The result of such a splitting of games is that they become different games altogether. That splitting might be good if everyone knew that some of the resulting games were not “real,” such as “professional wrestling” or “professional body-building.” The problem with PEDs is that they are done on the sly. This results in the kind of dishonest “competition” where seeming becomes more important than being. Thus, I believe that doping should be banned and diligently policed.

But how do we police sports doping? PEDs that are not now banned may become banned in the future—so, how do we reduce the likelihood that such substances become used by people who still observe the “letter of the law.” In auditing, we use profiles and ratios to track anomalies. When a deviation of practice exists, it cam often be detected by a deviation in the mix of outcomes. We can miss a lot if we merely keep up the present practice of testing for a “list” of banned substances. By testing normal performance subjects along a normal gradient of abilities, and over time, as they develop and deteriorate in performance, we can gain incite into profiles of overall substance mixes that exist as a result of natural discrepancies in ability. By testing suspected persons (or others at random) against this profile set, we can reduce the incidences of false negatives and false positives and send a warning out that though we may not know HOW athlete’s body was tweaked—we can likely do know THAT it was tweaked.

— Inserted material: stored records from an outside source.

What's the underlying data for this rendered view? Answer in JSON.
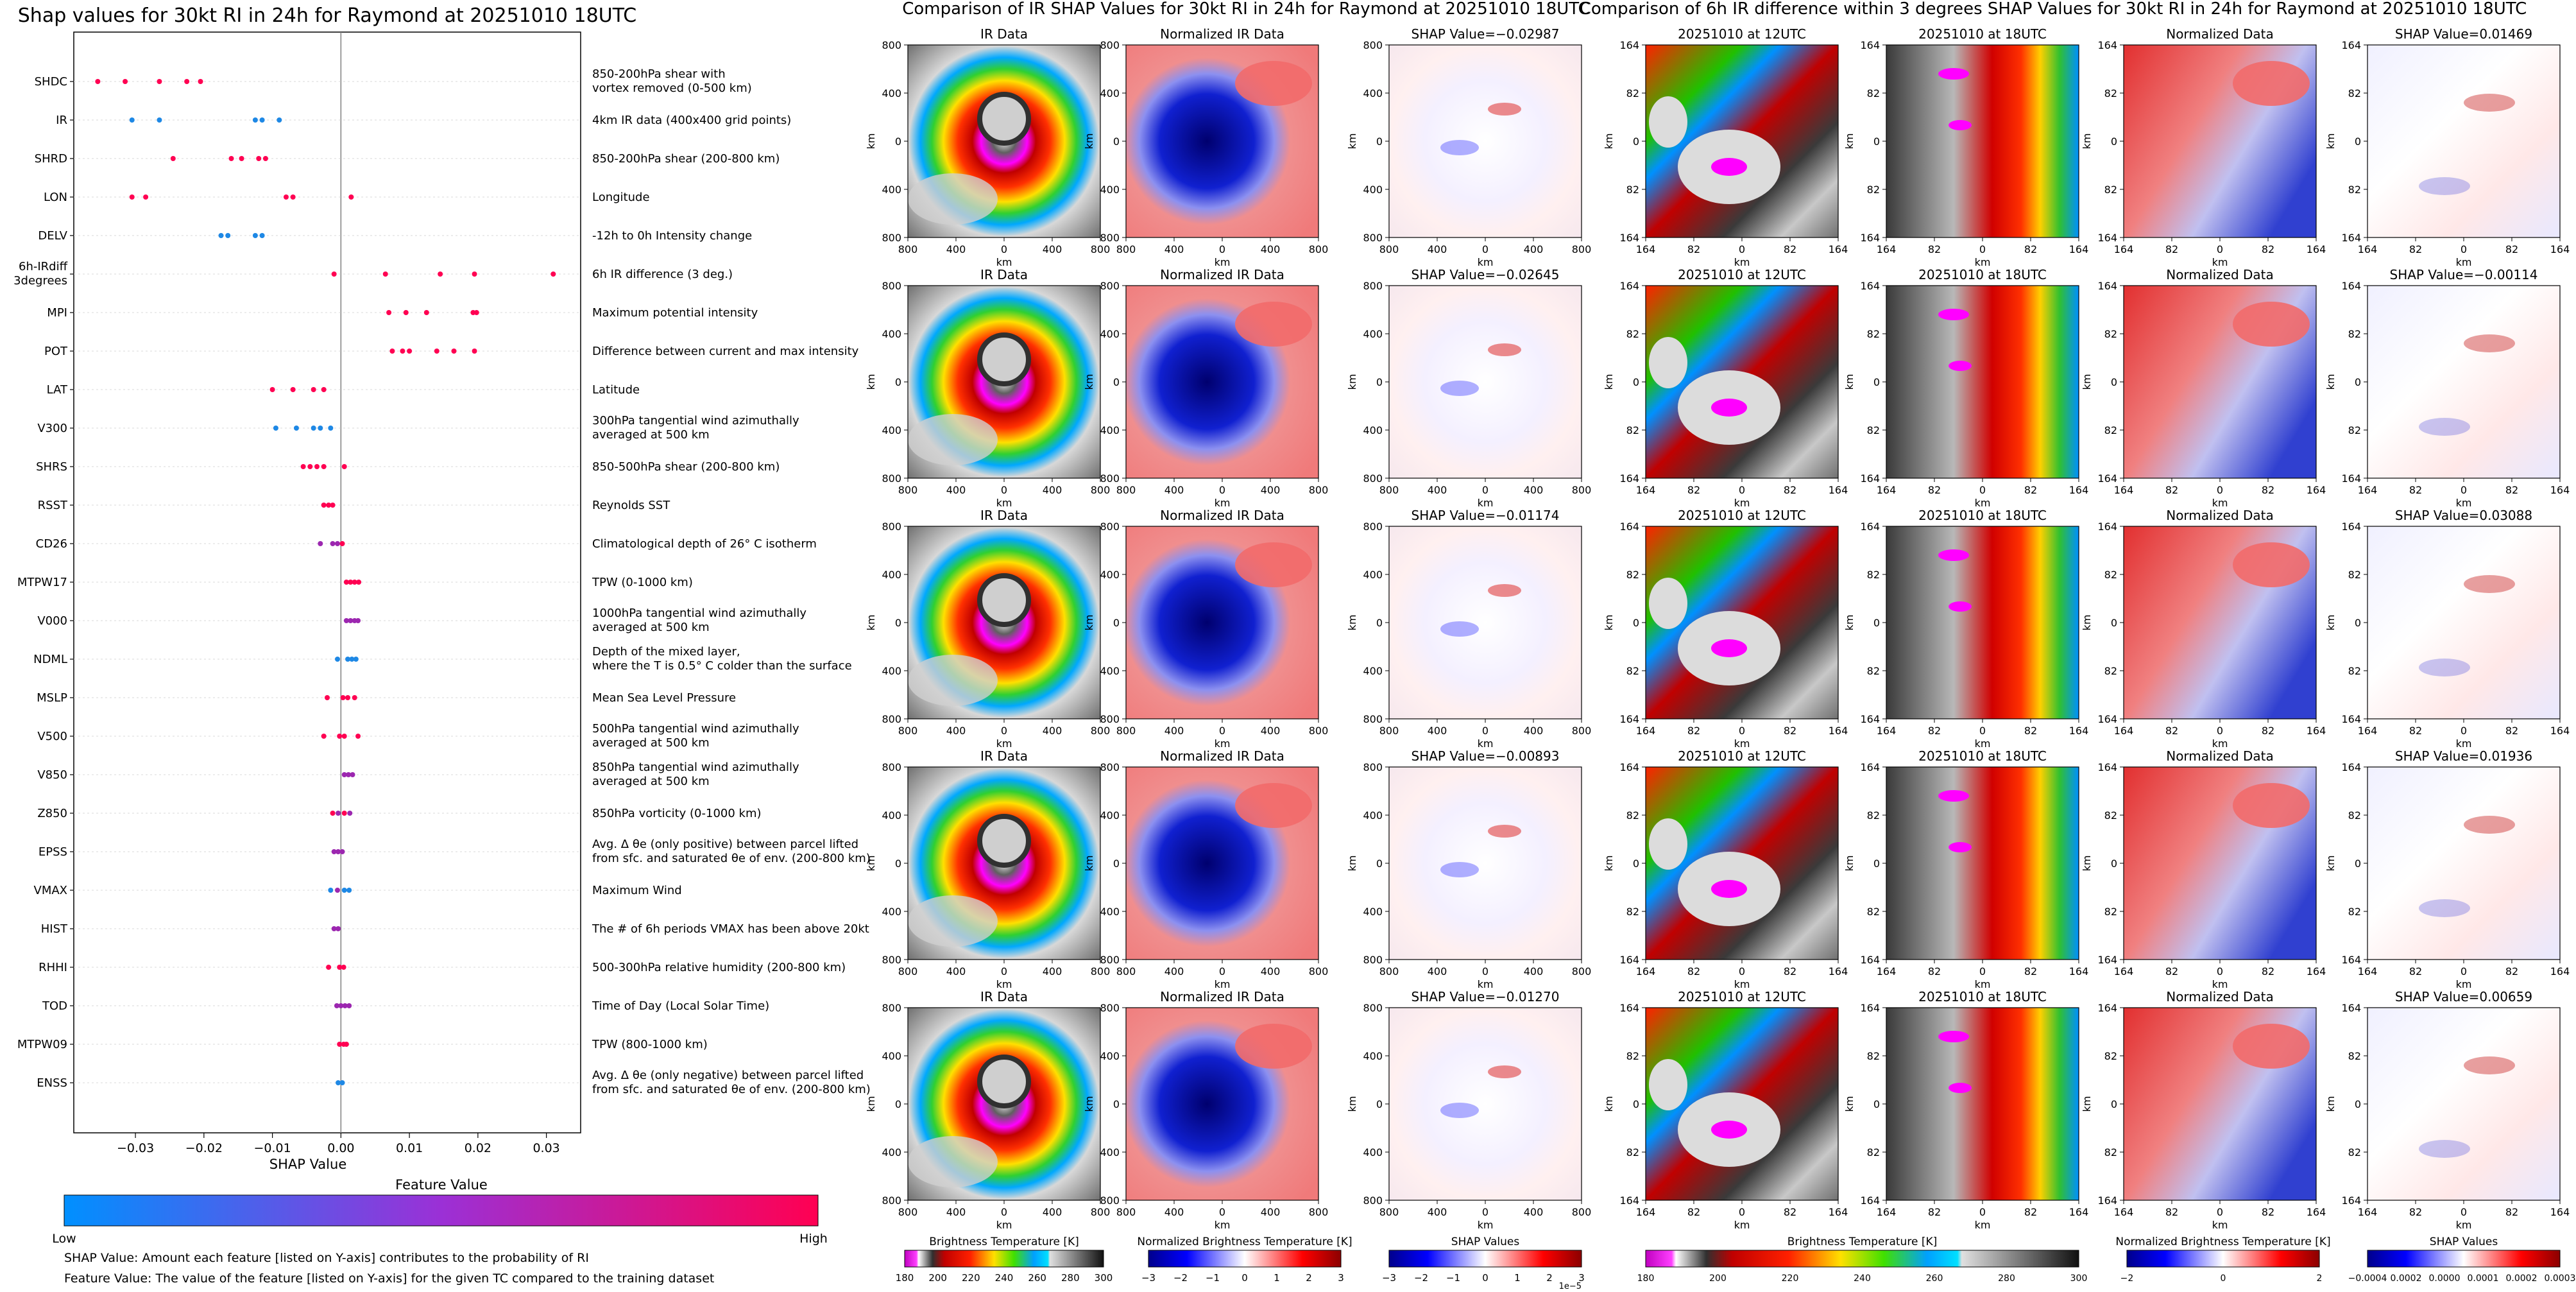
{
  "shap_panel": {
    "title": "Shap values for 30kt RI in 24h for Raymond at 20251010 18UTC",
    "xlabel": "SHAP Value",
    "x_ticks": [
      "−0.03",
      "−0.02",
      "−0.01",
      "0.00",
      "0.01",
      "0.02",
      "0.03"
    ],
    "colorbar_title": "Feature Value",
    "colorbar_low": "Low",
    "colorbar_high": "High",
    "note_shap": "SHAP Value: Amount each feature [listed on Y-axis] contributes to the probability of RI",
    "note_feature": "Feature Value: The value of the feature [listed on Y-axis] for the given TC compared to the training dataset"
  },
  "chart_data": [
    {
      "type": "scatter",
      "title": "Shap values for 30kt RI in 24h for Raymond at 20251010 18UTC",
      "xlabel": "SHAP Value",
      "xlim": [
        -0.039,
        0.035
      ],
      "colors": {
        "low": "#1e88e5",
        "mid": "#9c27b0",
        "high": "#ff0052"
      },
      "features": [
        {
          "name": "SHDC",
          "desc": [
            "850-200hPa shear with",
            "vortex removed (0-500 km)"
          ],
          "points": [
            {
              "x": -0.0355,
              "c": "high"
            },
            {
              "x": -0.0315,
              "c": "high"
            },
            {
              "x": -0.0265,
              "c": "high"
            },
            {
              "x": -0.0225,
              "c": "high"
            },
            {
              "x": -0.0205,
              "c": "high"
            }
          ]
        },
        {
          "name": "IR",
          "desc": [
            "4km IR data (400x400 grid points)"
          ],
          "points": [
            {
              "x": -0.0305,
              "c": "low"
            },
            {
              "x": -0.0265,
              "c": "low"
            },
            {
              "x": -0.0125,
              "c": "low"
            },
            {
              "x": -0.0115,
              "c": "low"
            },
            {
              "x": -0.009,
              "c": "low"
            }
          ]
        },
        {
          "name": "SHRD",
          "desc": [
            "850-200hPa shear (200-800 km)"
          ],
          "points": [
            {
              "x": -0.0245,
              "c": "high"
            },
            {
              "x": -0.016,
              "c": "high"
            },
            {
              "x": -0.0145,
              "c": "high"
            },
            {
              "x": -0.012,
              "c": "high"
            },
            {
              "x": -0.011,
              "c": "high"
            }
          ]
        },
        {
          "name": "LON",
          "desc": [
            "Longitude"
          ],
          "points": [
            {
              "x": -0.0305,
              "c": "high"
            },
            {
              "x": -0.0285,
              "c": "high"
            },
            {
              "x": -0.008,
              "c": "high"
            },
            {
              "x": -0.007,
              "c": "high"
            },
            {
              "x": 0.0015,
              "c": "high"
            }
          ]
        },
        {
          "name": "DELV",
          "desc": [
            "-12h to 0h Intensity change"
          ],
          "points": [
            {
              "x": -0.0175,
              "c": "low"
            },
            {
              "x": -0.0165,
              "c": "low"
            },
            {
              "x": -0.0125,
              "c": "low"
            },
            {
              "x": -0.0115,
              "c": "low"
            }
          ]
        },
        {
          "name": "6h-IRdiff 3degrees",
          "desc": [
            "6h IR difference (3 deg.)"
          ],
          "points": [
            {
              "x": -0.001,
              "c": "high"
            },
            {
              "x": 0.0065,
              "c": "high"
            },
            {
              "x": 0.0145,
              "c": "high"
            },
            {
              "x": 0.0195,
              "c": "high"
            },
            {
              "x": 0.031,
              "c": "high"
            }
          ]
        },
        {
          "name": "MPI",
          "desc": [
            "Maximum potential intensity"
          ],
          "points": [
            {
              "x": 0.007,
              "c": "high"
            },
            {
              "x": 0.0095,
              "c": "high"
            },
            {
              "x": 0.0125,
              "c": "high"
            },
            {
              "x": 0.0193,
              "c": "high"
            },
            {
              "x": 0.0198,
              "c": "high"
            }
          ]
        },
        {
          "name": "POT",
          "desc": [
            "Difference between current and max intensity"
          ],
          "points": [
            {
              "x": 0.0075,
              "c": "high"
            },
            {
              "x": 0.009,
              "c": "high"
            },
            {
              "x": 0.01,
              "c": "high"
            },
            {
              "x": 0.014,
              "c": "high"
            },
            {
              "x": 0.0165,
              "c": "high"
            },
            {
              "x": 0.0195,
              "c": "high"
            }
          ]
        },
        {
          "name": "LAT",
          "desc": [
            "Latitude"
          ],
          "points": [
            {
              "x": -0.01,
              "c": "high"
            },
            {
              "x": -0.007,
              "c": "high"
            },
            {
              "x": -0.004,
              "c": "high"
            },
            {
              "x": -0.0025,
              "c": "high"
            }
          ]
        },
        {
          "name": "V300",
          "desc": [
            "300hPa tangential wind azimuthally",
            "averaged at 500 km"
          ],
          "points": [
            {
              "x": -0.0095,
              "c": "low"
            },
            {
              "x": -0.0065,
              "c": "low"
            },
            {
              "x": -0.004,
              "c": "low"
            },
            {
              "x": -0.003,
              "c": "low"
            },
            {
              "x": -0.0015,
              "c": "low"
            }
          ]
        },
        {
          "name": "SHRS",
          "desc": [
            "850-500hPa shear (200-800 km)"
          ],
          "points": [
            {
              "x": -0.0055,
              "c": "high"
            },
            {
              "x": -0.0045,
              "c": "high"
            },
            {
              "x": -0.0035,
              "c": "high"
            },
            {
              "x": -0.0025,
              "c": "high"
            },
            {
              "x": 0.0005,
              "c": "high"
            }
          ]
        },
        {
          "name": "RSST",
          "desc": [
            "Reynolds SST"
          ],
          "points": [
            {
              "x": -0.0025,
              "c": "high"
            },
            {
              "x": -0.0018,
              "c": "high"
            },
            {
              "x": -0.0012,
              "c": "high"
            }
          ]
        },
        {
          "name": "CD26",
          "desc": [
            "Climatological depth of 26° C isotherm"
          ],
          "points": [
            {
              "x": -0.003,
              "c": "mid"
            },
            {
              "x": -0.0012,
              "c": "mid"
            },
            {
              "x": -0.0005,
              "c": "mid"
            },
            {
              "x": 0.0002,
              "c": "high"
            }
          ]
        },
        {
          "name": "MTPW17",
          "desc": [
            "TPW (0-1000 km)"
          ],
          "points": [
            {
              "x": 0.0008,
              "c": "high"
            },
            {
              "x": 0.0014,
              "c": "high"
            },
            {
              "x": 0.002,
              "c": "high"
            },
            {
              "x": 0.0026,
              "c": "high"
            }
          ]
        },
        {
          "name": "V000",
          "desc": [
            "1000hPa tangential wind azimuthally",
            "averaged at 500 km"
          ],
          "points": [
            {
              "x": 0.0008,
              "c": "mid"
            },
            {
              "x": 0.0014,
              "c": "mid"
            },
            {
              "x": 0.002,
              "c": "mid"
            },
            {
              "x": 0.0025,
              "c": "mid"
            }
          ]
        },
        {
          "name": "NDML",
          "desc": [
            "Depth of the mixed layer,",
            "where the T is 0.5° C colder than the surface"
          ],
          "points": [
            {
              "x": -0.0005,
              "c": "low"
            },
            {
              "x": 0.001,
              "c": "low"
            },
            {
              "x": 0.0016,
              "c": "low"
            },
            {
              "x": 0.0022,
              "c": "low"
            }
          ]
        },
        {
          "name": "MSLP",
          "desc": [
            "Mean Sea Level Pressure"
          ],
          "points": [
            {
              "x": -0.002,
              "c": "high"
            },
            {
              "x": 0.0003,
              "c": "high"
            },
            {
              "x": 0.001,
              "c": "high"
            },
            {
              "x": 0.002,
              "c": "high"
            }
          ]
        },
        {
          "name": "V500",
          "desc": [
            "500hPa tangential wind azimuthally",
            "averaged at 500 km"
          ],
          "points": [
            {
              "x": -0.0025,
              "c": "high"
            },
            {
              "x": -0.0002,
              "c": "high"
            },
            {
              "x": 0.0005,
              "c": "high"
            },
            {
              "x": 0.0025,
              "c": "high"
            }
          ]
        },
        {
          "name": "V850",
          "desc": [
            "850hPa tangential wind azimuthally",
            "averaged at 500 km"
          ],
          "points": [
            {
              "x": 0.0005,
              "c": "mid"
            },
            {
              "x": 0.0011,
              "c": "mid"
            },
            {
              "x": 0.0017,
              "c": "mid"
            }
          ]
        },
        {
          "name": "Z850",
          "desc": [
            "850hPa vorticity (0-1000 km)"
          ],
          "points": [
            {
              "x": -0.0012,
              "c": "high"
            },
            {
              "x": -0.0004,
              "c": "mid"
            },
            {
              "x": 0.0005,
              "c": "high"
            },
            {
              "x": 0.0013,
              "c": "mid"
            }
          ]
        },
        {
          "name": "EPSS",
          "desc": [
            "Avg. Δ θe (only positive) between parcel lifted",
            "from sfc. and saturated θe of env. (200-800 km)"
          ],
          "points": [
            {
              "x": -0.001,
              "c": "mid"
            },
            {
              "x": -0.0004,
              "c": "mid"
            },
            {
              "x": 0.0002,
              "c": "mid"
            }
          ]
        },
        {
          "name": "VMAX",
          "desc": [
            "Maximum Wind"
          ],
          "points": [
            {
              "x": -0.0015,
              "c": "low"
            },
            {
              "x": -0.0005,
              "c": "mid"
            },
            {
              "x": 0.0005,
              "c": "low"
            },
            {
              "x": 0.0012,
              "c": "low"
            }
          ]
        },
        {
          "name": "HIST",
          "desc": [
            "The # of 6h periods VMAX has been above 20kt"
          ],
          "points": [
            {
              "x": -0.001,
              "c": "mid"
            },
            {
              "x": -0.0004,
              "c": "mid"
            }
          ]
        },
        {
          "name": "RHHI",
          "desc": [
            "500-300hPa relative humidity (200-800 km)"
          ],
          "points": [
            {
              "x": -0.0018,
              "c": "high"
            },
            {
              "x": -0.0002,
              "c": "high"
            },
            {
              "x": 0.0004,
              "c": "high"
            }
          ]
        },
        {
          "name": "TOD",
          "desc": [
            "Time of Day (Local Solar Time)"
          ],
          "points": [
            {
              "x": -0.0006,
              "c": "mid"
            },
            {
              "x": 0.0,
              "c": "mid"
            },
            {
              "x": 0.0006,
              "c": "mid"
            },
            {
              "x": 0.0012,
              "c": "mid"
            }
          ]
        },
        {
          "name": "MTPW09",
          "desc": [
            "TPW (800-1000 km)"
          ],
          "points": [
            {
              "x": -0.0002,
              "c": "high"
            },
            {
              "x": 0.0004,
              "c": "high"
            },
            {
              "x": 0.0008,
              "c": "high"
            }
          ]
        },
        {
          "name": "ENSS",
          "desc": [
            "Avg. Δ θe (only negative) between parcel lifted",
            "from sfc. and saturated θe of env. (200-800 km)"
          ],
          "points": [
            {
              "x": -0.0004,
              "c": "low"
            },
            {
              "x": 0.0002,
              "c": "low"
            }
          ]
        }
      ]
    },
    {
      "type": "heatmap",
      "title": "Comparison of IR SHAP Values for 30kt RI in 24h for Raymond at 20251010 18UTC",
      "column_titles": [
        "IR Data",
        "Normalized IR Data",
        "SHAP Value"
      ],
      "xlabel": "km",
      "ylabel": "km",
      "ticks": [
        "800",
        "400",
        "0",
        "400",
        "800"
      ],
      "shap_values": [
        "−0.02987",
        "−0.02645",
        "−0.01174",
        "−0.00893",
        "−0.01270"
      ],
      "colorbars": [
        {
          "label": "Brightness Temperature [K]",
          "ticks": [
            "180",
            "200",
            "220",
            "240",
            "260",
            "280",
            "300"
          ]
        },
        {
          "label": "Normalized Brightness Temperature [K]",
          "ticks": [
            "−3",
            "−2",
            "−1",
            "0",
            "1",
            "2",
            "3"
          ]
        },
        {
          "label": "SHAP Values",
          "ticks": [
            "−3",
            "−2",
            "−1",
            "0",
            "1",
            "2",
            "3"
          ],
          "scale": "1e−5"
        }
      ]
    },
    {
      "type": "heatmap",
      "title": "Comparison of 6h IR difference within 3 degrees SHAP Values for 30kt RI in 24h for Raymond at 20251010 18UTC",
      "column_titles": [
        "20251010 at 12UTC",
        "20251010 at 18UTC",
        "Normalized Data",
        "SHAP Value"
      ],
      "xlabel": "km",
      "ylabel": "km",
      "ticks": [
        "164",
        "82",
        "0",
        "82",
        "164"
      ],
      "shap_values": [
        "0.01469",
        "−0.00114",
        "0.03088",
        "0.01936",
        "0.00659"
      ],
      "colorbars": [
        {
          "label": "Brightness Temperature [K]",
          "ticks": [
            "180",
            "200",
            "220",
            "240",
            "260",
            "280",
            "300"
          ]
        },
        {
          "label": "Normalized Brightness Temperature [K]",
          "ticks": [
            "−2",
            "0",
            "2"
          ]
        },
        {
          "label": "SHAP Values",
          "ticks": [
            "−0.0004",
            "0.0002",
            "0.0000",
            "0.0001",
            "0.0002",
            "0.0003"
          ]
        }
      ]
    }
  ]
}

Posted by Bill Churchill (09-05-06).

jeff

Dr. Becker

My objection to your thought about legalizing drugs in sports is not the effect it will have on the game played by adults. It is the effect it will have on the games played by children.

Already, shoe companies are contacting children in 6th, 7th and 8th grade in their quest to find the next Michael Jordan. Kids compete now not for the love of the game, but for a college scholarship. Kids train hours all year, go to individual specialized lessons, have special strength and coordination coaches, just to make their HIGH school teams.

I was a competitive college athlete that received a scholarship to a division one NCAA school. The competition was intense back when I played, and it is more intense now. Friends of mine that played pro football say that they could not compete in todays game because they would not be big enough. But I guarantee that if they played today they would do everything they could to bulk up and play.

Banning drugs in sport is a good thing. While you say that you can have the druged and drug free event, it is logistically impossible to do that at the pro or division one collegiate level. I certainly appreciate your sentiments, but respectfully disagree with you on its cost to society.

mark

Didn't Armstrong prove he did not use performance enhancing drugs beyond a reasonable doubt? He has passed every drug test he has ever taken, which is quite a few. The only way to be 100% sure is for every athlete to be shadowed by an anti-doping cop 24 hours a day, 365 days a year or for drug tests to be conducted on a daily basis...neither option seems reasonable. Based on the evidence we have, I think we can nearly safely conclude he has been clean.